Голову ломило. Глаза запухли. Во рту было ощущение непроглоченного куска промокательной бумаги…
— Дай-ка, я еще посплю!.
— Где ж там спать, когда два господина пришли… Один брюнетка, другой блондинка.
— Кто такие?
— Говорят, по важнючему делу…
— А, ччерт! Ну, пусть подождут, сейчас выйду. Дай квасу! Два чопорных господина чинно, молча сидели в гостиной…
— Чем могу, господин? — недоуменно спросил Миловзоров, запахивая на груди халат.
— Мы от помещика Сапуновского.
— Простите, но такого не знаю.
— Ежели вспомните… вчера в ‘Аквариуме’ вышел маленький разговор. Вы его на дуэль вызвали. Так вот мы этого… Его представители.

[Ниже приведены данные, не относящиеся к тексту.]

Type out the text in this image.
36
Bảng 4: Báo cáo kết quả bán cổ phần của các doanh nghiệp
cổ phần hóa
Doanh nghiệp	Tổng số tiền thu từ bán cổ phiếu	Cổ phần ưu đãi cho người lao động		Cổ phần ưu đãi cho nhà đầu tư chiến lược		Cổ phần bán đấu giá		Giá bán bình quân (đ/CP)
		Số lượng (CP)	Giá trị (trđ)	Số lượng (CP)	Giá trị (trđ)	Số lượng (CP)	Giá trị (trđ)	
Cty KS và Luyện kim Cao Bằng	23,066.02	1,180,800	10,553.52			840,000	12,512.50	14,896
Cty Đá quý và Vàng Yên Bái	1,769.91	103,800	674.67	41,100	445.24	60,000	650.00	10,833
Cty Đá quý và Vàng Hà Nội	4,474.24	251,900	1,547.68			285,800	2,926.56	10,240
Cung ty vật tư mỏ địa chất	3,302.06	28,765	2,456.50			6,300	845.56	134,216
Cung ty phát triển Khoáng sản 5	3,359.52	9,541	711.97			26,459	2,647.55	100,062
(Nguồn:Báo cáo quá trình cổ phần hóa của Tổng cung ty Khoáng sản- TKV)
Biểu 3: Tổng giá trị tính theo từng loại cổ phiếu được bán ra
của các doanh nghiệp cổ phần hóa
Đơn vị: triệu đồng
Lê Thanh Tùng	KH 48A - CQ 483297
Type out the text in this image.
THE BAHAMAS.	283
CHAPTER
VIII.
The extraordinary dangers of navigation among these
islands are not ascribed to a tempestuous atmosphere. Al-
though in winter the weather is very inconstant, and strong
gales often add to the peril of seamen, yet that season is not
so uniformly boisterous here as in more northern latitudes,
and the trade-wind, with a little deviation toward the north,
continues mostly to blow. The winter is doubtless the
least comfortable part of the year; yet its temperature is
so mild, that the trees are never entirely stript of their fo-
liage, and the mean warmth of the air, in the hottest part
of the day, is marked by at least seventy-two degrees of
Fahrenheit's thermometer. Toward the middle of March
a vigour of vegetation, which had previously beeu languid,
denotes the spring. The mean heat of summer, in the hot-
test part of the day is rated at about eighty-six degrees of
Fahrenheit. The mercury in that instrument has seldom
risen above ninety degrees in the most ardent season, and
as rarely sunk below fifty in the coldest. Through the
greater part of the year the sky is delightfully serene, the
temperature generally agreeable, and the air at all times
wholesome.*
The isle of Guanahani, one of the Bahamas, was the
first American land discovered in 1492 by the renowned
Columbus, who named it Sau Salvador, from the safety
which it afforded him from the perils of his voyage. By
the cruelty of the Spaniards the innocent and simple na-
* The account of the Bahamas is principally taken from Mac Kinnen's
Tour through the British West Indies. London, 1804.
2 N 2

— Да, — накрахмалено подтвердил второй, — он сделал нам эту честь.
— Что вы, господа? — всполошился растерявшийся хозяин. — Какая дуэль? Я никого не знаю…
— Вчера в ‘Аквариуме’, — мерно начал первый, — вы, сидя за соседним столом, назвали нашего доверителя ‘волдырем на и без того изуродованном лице вселенной’. Когда он подошел к вам объясняться, вы сделали ему ряд веселых гримас и наступили на ногу…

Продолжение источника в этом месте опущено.